- P. Mettupalayam Location in Tamil Nadu, India
- Coordinates: 11°28′47″N 77°38′52″E﻿ / ﻿11.47972°N 77.64778°E
- Country: India
- State: Tamil Nadu
- District: Erode

Area
- • Total: 11.47 km^{2} (4.43 sq mi)

Population (2011)
- • Total: 9,109
- • Density: 794.2/km^{2} (2,057/sq mi)

Languages
- • Official: Tamil
- Time zone: UTC+5:30 (IST)

= P. Mettupalayam =

P. Mettupalayam is a panchayat town in Gobichettipalayam taluk of Erode district in the Indian state of Tamil Nadu. It is located in the north-western part of the state. Spread across an area of 11.47 km2, it had a population of 9,109 individuals as per the 2011 census.

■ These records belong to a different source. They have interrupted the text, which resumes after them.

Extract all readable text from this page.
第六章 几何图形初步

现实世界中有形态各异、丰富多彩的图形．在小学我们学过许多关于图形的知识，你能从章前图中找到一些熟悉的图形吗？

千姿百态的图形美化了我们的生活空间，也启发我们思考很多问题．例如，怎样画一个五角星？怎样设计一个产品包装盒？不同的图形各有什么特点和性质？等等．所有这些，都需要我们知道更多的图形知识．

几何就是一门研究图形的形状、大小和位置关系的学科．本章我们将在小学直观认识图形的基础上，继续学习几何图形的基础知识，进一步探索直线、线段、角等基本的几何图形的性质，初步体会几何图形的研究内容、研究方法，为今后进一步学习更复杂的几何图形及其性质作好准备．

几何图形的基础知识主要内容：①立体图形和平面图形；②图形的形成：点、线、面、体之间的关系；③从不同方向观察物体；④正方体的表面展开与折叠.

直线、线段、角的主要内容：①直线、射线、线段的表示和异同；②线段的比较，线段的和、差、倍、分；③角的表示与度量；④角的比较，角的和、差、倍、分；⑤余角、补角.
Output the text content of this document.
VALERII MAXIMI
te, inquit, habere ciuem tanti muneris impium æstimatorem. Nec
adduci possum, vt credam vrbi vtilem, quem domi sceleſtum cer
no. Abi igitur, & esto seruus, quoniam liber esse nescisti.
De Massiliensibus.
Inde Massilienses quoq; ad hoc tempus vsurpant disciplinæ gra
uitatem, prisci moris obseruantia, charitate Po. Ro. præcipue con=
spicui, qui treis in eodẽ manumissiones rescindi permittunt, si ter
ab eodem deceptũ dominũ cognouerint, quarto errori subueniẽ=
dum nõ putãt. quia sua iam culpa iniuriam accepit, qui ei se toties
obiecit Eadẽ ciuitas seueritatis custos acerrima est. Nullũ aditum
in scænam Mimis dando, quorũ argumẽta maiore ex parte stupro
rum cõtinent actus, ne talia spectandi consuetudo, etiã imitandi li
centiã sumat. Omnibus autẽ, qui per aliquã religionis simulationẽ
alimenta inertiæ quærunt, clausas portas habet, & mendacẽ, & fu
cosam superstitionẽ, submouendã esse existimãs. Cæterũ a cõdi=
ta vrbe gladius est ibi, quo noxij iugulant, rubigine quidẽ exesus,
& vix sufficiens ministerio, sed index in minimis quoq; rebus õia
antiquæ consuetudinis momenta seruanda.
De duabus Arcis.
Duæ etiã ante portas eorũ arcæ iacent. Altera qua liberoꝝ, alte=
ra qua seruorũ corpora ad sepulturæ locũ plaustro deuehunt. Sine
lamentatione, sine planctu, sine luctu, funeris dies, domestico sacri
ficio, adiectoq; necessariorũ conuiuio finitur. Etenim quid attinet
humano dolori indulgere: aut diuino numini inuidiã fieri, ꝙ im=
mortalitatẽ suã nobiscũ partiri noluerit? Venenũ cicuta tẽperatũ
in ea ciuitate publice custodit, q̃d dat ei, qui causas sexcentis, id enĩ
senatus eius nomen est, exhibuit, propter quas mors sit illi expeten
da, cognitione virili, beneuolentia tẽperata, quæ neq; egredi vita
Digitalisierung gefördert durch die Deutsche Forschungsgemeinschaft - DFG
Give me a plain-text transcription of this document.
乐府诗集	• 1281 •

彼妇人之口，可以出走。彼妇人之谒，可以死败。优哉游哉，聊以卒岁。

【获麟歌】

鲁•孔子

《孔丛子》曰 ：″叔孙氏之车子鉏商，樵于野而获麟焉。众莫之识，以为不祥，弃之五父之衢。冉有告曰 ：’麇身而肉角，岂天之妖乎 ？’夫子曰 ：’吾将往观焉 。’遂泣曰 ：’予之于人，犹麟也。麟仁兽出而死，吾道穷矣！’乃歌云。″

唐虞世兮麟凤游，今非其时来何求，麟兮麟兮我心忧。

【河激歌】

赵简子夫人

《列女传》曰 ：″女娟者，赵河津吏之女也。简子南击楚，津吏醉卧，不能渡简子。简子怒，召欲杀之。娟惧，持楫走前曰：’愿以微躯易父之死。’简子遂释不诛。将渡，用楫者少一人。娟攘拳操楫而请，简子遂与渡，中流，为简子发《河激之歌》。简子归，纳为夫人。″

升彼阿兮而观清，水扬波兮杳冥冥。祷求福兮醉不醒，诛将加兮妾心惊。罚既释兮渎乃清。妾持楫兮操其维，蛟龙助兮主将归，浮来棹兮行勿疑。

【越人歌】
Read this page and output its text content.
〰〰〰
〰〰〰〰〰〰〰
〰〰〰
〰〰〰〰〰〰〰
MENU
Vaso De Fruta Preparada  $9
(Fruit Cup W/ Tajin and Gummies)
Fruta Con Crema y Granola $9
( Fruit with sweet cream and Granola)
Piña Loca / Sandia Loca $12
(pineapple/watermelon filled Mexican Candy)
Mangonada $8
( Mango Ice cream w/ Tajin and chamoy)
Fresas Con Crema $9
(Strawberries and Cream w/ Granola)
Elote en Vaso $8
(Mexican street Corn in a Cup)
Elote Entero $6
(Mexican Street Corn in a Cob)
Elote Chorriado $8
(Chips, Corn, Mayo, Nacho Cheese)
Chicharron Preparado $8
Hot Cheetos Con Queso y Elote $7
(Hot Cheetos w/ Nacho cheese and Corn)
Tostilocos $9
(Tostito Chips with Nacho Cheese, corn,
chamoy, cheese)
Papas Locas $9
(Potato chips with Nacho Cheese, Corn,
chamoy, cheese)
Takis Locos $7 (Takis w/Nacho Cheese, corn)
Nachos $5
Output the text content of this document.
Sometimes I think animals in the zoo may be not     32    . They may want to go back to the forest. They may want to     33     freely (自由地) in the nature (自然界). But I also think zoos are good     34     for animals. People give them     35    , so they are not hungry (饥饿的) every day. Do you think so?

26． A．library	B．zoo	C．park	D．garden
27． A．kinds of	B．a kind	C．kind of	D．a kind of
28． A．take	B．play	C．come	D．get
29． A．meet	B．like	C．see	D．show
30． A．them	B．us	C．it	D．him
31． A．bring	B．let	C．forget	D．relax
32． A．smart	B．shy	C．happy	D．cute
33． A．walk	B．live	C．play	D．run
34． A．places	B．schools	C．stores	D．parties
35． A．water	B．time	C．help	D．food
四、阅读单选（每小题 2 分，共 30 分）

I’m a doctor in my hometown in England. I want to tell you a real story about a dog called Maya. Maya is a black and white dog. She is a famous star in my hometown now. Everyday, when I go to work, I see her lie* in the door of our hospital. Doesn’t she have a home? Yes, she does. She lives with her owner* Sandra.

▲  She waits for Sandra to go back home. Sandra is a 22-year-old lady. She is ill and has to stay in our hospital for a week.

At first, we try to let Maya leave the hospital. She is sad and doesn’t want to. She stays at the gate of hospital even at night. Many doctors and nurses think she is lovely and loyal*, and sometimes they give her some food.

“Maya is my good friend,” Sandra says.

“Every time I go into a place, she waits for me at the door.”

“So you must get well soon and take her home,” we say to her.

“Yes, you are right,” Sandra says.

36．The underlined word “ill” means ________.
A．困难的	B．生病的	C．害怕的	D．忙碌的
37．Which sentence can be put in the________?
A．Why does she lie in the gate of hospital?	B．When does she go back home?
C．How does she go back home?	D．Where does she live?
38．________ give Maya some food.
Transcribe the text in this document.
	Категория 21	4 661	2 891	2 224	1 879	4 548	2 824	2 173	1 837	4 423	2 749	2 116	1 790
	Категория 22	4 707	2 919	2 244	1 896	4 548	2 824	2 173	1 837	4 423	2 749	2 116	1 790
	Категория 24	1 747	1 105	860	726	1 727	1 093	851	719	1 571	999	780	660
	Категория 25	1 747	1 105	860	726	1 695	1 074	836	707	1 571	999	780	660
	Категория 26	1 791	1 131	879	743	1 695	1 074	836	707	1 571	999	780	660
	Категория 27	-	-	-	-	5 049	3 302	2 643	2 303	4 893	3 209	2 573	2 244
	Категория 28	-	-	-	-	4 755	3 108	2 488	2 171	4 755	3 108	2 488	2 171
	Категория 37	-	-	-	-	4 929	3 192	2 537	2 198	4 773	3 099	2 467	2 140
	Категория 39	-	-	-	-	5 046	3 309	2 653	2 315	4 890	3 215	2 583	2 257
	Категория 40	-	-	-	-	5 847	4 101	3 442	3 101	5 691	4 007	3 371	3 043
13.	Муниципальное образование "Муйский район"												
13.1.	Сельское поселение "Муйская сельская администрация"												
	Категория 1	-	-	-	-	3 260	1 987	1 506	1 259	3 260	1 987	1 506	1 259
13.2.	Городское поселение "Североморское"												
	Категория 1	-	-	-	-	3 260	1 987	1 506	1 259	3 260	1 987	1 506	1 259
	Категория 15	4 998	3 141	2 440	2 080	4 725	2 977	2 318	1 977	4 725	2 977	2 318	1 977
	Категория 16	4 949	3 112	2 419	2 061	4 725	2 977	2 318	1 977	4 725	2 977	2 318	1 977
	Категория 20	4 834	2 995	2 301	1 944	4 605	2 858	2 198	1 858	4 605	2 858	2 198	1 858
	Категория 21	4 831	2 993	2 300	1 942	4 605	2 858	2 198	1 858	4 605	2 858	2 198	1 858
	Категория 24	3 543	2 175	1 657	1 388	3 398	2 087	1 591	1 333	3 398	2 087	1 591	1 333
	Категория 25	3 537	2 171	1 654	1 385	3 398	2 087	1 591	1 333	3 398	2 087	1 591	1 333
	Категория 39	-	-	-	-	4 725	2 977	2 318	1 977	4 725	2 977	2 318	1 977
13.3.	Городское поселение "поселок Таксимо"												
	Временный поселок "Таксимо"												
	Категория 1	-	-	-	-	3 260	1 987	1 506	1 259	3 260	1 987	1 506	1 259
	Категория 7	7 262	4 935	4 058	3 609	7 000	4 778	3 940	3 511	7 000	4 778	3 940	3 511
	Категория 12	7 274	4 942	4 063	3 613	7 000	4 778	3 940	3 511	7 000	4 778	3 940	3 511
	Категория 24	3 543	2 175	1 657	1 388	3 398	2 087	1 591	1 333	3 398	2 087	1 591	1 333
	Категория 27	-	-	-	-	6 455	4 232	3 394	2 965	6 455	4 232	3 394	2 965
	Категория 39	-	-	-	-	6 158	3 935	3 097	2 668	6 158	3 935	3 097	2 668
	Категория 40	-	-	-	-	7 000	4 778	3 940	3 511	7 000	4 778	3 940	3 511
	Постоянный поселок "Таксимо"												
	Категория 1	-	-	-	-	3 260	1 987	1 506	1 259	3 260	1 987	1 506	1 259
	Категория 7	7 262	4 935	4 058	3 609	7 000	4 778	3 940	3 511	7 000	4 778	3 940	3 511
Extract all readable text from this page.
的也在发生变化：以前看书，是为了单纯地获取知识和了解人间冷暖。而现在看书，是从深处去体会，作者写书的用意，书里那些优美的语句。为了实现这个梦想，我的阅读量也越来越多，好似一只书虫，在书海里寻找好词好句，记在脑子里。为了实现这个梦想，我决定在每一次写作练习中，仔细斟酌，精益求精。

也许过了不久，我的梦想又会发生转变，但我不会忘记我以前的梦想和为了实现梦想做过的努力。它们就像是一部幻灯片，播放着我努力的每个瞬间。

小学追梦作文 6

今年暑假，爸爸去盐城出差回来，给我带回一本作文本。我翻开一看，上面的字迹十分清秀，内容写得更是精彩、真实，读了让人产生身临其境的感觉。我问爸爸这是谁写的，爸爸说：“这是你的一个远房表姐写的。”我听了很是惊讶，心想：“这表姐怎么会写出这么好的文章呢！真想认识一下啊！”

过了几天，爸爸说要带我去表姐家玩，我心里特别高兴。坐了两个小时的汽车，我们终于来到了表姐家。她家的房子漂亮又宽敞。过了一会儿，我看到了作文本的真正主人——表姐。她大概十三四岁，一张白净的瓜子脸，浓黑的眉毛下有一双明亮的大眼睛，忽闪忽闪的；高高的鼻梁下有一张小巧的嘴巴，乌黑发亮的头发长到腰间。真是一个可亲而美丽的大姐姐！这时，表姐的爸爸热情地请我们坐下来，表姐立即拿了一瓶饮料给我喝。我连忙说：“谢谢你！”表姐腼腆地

== Geography and administration ==
P. Mettupalayam is located in Gobichettipalayam taluk, Gobichettipalayam division of Erode district in the Indian state of Tamil Nadu. Spread across an area of 11.47 km2, it is one of the 42 panchayat towns in the district. It is located in the north-western part of the state.

The town panchayat is headed by a chairperson, who is elected by the members, who are chosen through direct elections. In 2025, the Government of Tamil Nadu announced plans to merge the town panchayat with the nearby Kavindapadi to form a separate municipality. The town forms part of the Gobichettipalayam Assembly constituency that elects its member to the Tamil Nadu legislative assembly and the Tiruppur Lok Sabha constituency that elects its member to the Parliament of India.

==Demographics==
As per the 2011 census, P. Mettupalayam had a population of 9,109 individuals across 2,823 households. The population saw a marginal decrease compared to the previous census in 2001 when 9,115 inhabitants were registered. The population consisted of 4,504 males	and 4,605 females. About 647 individuals were below the age of six years. The entire population is classified as urban. The town has an average literacy rate of 69.5%. About 10% of the population belonged to scheduled castes.

About 62.2% of the eligible population were employed, of which majority were involved in agriculture and allied activities. Hinduism was the majority religion which was followed by 99.4% of the population, with Islam (0.2%) and Christianity (0.3%) being minor religions.